握着匕首,缓缓抬起手的瞬间,秦泽却有了短暂的犹豫。
就这样干脆利落地杀了林弦,是不是太便宜他了?
他可是在睡梦中死去,神不知鬼不觉,说不定连一丝痛感都感觉不到。
真是太可惜了!
可转念一想,只要能让林弦死在自己手里,无论怎么死,都足以让他解气,秦泽又重新变得兴奋起来。

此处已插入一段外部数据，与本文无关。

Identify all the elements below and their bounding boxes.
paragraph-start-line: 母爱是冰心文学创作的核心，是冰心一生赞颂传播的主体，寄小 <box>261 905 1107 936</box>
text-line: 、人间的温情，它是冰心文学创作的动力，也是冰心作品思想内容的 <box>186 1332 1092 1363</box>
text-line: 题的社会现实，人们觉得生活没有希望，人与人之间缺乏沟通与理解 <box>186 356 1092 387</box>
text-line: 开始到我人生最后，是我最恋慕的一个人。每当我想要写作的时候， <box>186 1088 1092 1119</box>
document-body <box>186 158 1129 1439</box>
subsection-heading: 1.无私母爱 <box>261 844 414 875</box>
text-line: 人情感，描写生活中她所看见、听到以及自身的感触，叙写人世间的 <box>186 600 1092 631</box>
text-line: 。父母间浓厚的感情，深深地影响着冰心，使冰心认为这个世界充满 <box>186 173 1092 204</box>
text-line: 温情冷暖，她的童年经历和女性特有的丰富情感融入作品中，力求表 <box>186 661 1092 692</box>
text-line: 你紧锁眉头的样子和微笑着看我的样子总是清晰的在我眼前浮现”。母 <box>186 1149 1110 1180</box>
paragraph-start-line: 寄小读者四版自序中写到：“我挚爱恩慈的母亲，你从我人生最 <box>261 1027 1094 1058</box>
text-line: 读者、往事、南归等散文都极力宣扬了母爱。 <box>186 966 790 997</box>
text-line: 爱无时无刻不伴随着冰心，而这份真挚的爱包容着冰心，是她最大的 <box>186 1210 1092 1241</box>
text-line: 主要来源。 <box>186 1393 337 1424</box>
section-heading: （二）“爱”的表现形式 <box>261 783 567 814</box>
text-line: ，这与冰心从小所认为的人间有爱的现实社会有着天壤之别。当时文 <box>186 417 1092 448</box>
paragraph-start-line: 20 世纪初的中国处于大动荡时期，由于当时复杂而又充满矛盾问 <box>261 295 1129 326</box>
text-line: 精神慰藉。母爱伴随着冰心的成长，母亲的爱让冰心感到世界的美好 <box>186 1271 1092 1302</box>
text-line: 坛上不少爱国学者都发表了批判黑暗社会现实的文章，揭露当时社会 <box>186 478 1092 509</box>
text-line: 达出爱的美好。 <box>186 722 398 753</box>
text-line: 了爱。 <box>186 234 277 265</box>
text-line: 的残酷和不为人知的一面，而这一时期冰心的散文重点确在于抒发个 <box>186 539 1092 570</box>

几秒钟后,秦泽脸上闪过一丝狰狞,握着匕首,缓缓靠近林弦的脖颈。
此刻,林弦其实早已察觉到了异样,却始终没有睁开眼睛。
他心里清楚,现在还不是最合适的时机,稍有不慎,就会功亏一篑。
再等一等。
林弦在心里默默数数,耐心等待着最佳反击时刻。
突然,林弦猛地睁开了眼睛,眼神锐利如鹰!
同一时间,他身体一翻,迅速向一旁躲去,动作快如闪电。
秦泽瞬间愣住了,脸上的狰狞僵住,满眼都是震惊。
他低头望着手中的匕首,一时间竟不知所措。
刚才,匕首明明已经离林弦的脖颈近在咫尺。
可他竟然眼睁睁看着林弦在自己眼皮子底下逃开了!
该死!真是该死!
秦泽怎么也没有想到,林弦竟然醒得这么快。
他明明已经睡得很沉,在睡梦中,竟然还能保持如此之高的警惕性!
瞬间,秦泽的眉头紧紧皱成一个疙瘩,眼睛也瞪得溜圆,满是难以置信。
可当他看到林弦脸上那副戒备却不慌乱的模样时,秦泽又突然放松了一些。
他轻轻把玩着手中的匕首,抬眼迎上林弦的目光,嘴角勾起一抹挑衅的冷笑。
秦泽暗自猜想,自己突然出现在他的卧室里,林弦心里一定紧张得不行。
可是,事实却截然相反。
两人之间隔着两米左右的距离。
林弦的脸上没有丝毫慌乱,反而闪过一丝平静淡然。
“你……到底是什么来历?”
秦泽闻言,微微一怔,随即嘴角的冷笑愈发浓烈。